Fair enough. That all makes sense to me if you had a gazillion deals because AIs love to be trained on lots of data. Don’t most companies who are dealing in numbers like thousands of deals, – how do you overcome just the sparsity of the dataset?

We don’t run into sparsity all that often. In fact, we run into the opposite, where – in our industry the state of the art on being able to put numbers of products into a shopping cart is about in the mid-hundreds. Right now, what we’re able to – this is on a different discussion path, but by building-out capability of being able to do that at 10,000 items as opposed to 500 items, you get more shots, you get more reps, and you learn more in the way that customers behave to different types of approach, in this particular example that we’re using, this hypothetical example.

You learn more about what customers – what is appealing to them and what tends to turn them off. What I’ve found is that markets behave – this is not a Frank Holland truism here; this is something that’s been proven over the years. Markets behave fairly efficiently and yeah, there are outliers, but generally they’ll trend toward optimal configuration that actually makes sense for all. That’s what we try to get to in the way that we build our AI solutions.

What are the challenges that you’re facing right now? What is it like, okay, now our next challenge is blank, we need to be able to... something?

Yeah, right.

What’s keeping you scratching your head at night?

Well, I mean we haven’t really as an industry solved this whole concept of taking online B2B; allowing for people that are in more traditional industries that aren’t as-a-service-type product and making them as-a-service. It’s really easy to say, “I want to sell you an airplane and by the way, I’ll sell you all the maintenance along with that and not even really charge you for the plane itself.” Doing that in practice is incredibly difficult because what you’re doing is establishing a set of digital SLAs that were never part of that particular plane deal that you might have struck with a commercial airline, historically. It introduces a number of new nuanced ways of having to now represent your digital product, the subscription, with the SLAs that go against it.

That’s all the new contract language that people are having to think about contemplating, as they consider moving into this as-a-service-type economy.

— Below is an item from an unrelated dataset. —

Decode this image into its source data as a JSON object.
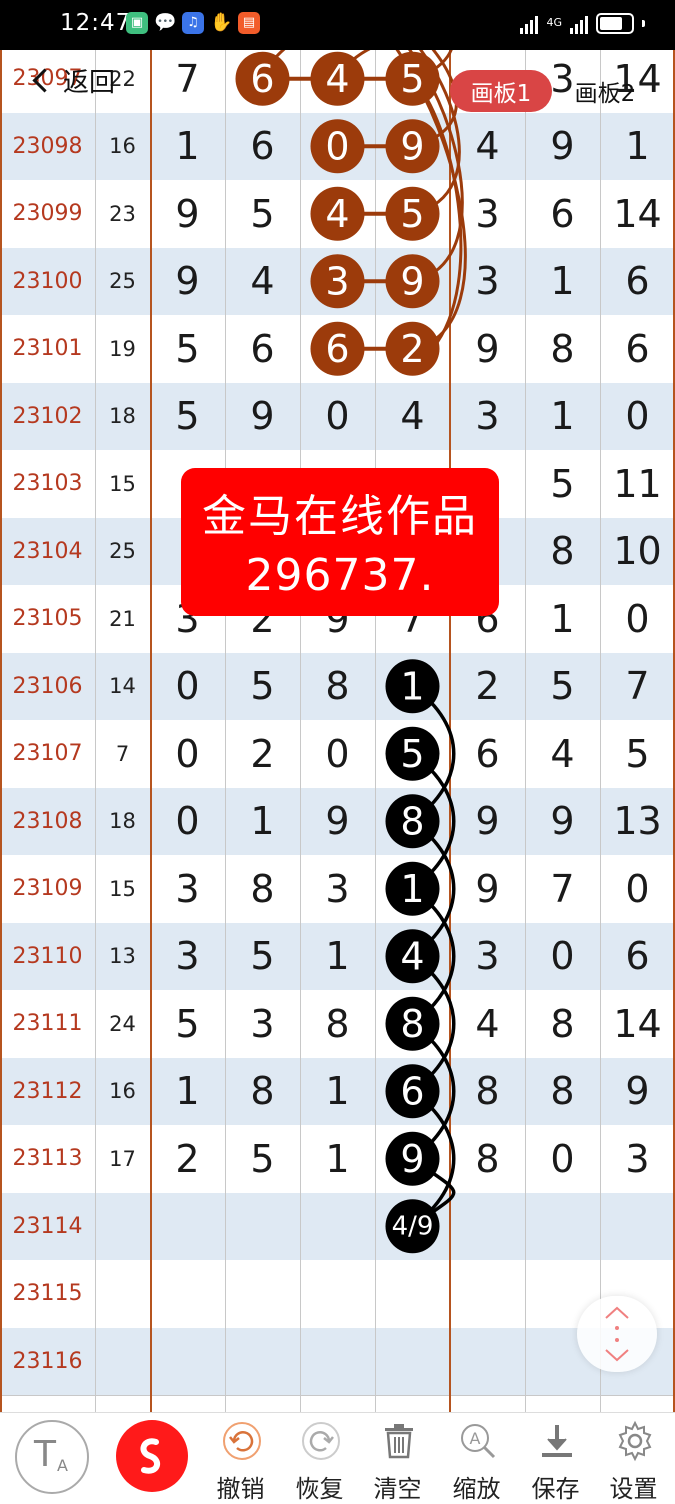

You’re seeing it across the board, Byron. It’s happening in virtually every industry that I can think of. That’s what we spend a lot of time thinking about these days.

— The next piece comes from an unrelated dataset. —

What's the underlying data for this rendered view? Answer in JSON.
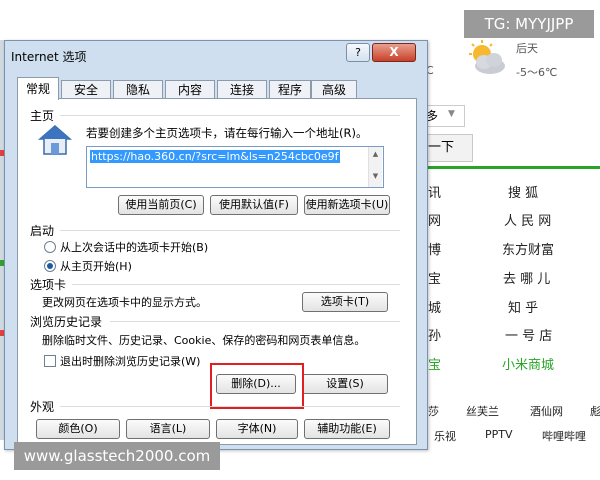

Well, wonderful. I see we’re coming up on time here. The company is Apptus, A-P-P-T-U-S and I assume people can go there to get the latest and greatest. What about you, Frank, how can people keep up with what you’re doing? Do you blog or tweet or hire a skywriter on a frequent basis?

I haven’t taken up skywriting yet, maybe that’s a good idea! We should look into that; I’ll make a note! The company’s name is actually, and I made this mistake too, Byron, when I came on board. It only has one P. It’s A-P-T-T-U-S. You can find us at apttus.com. It’s actually my media day today, so I’ve just finished taping a series of blogs that we’ll publish every couple of weeks. I’d love to invite your audience to come and see a little bit more about what we’re up to here at Apttus by looking at those blogs.

Well, great, and I apologize for the misspelling.

Yeah, no problem.

Now that we’ve had a discussion about it, people are even more inclined to remember it!

Excellent!

All right, Frank, well I want to thank you so much for sharing with us a little bit of the fascinating work you’re doing, applying the technology of artificial intelligence to a very real set of business issues and I wish you the best of luck.

I appreciate the time and thanks for having me on, Byron.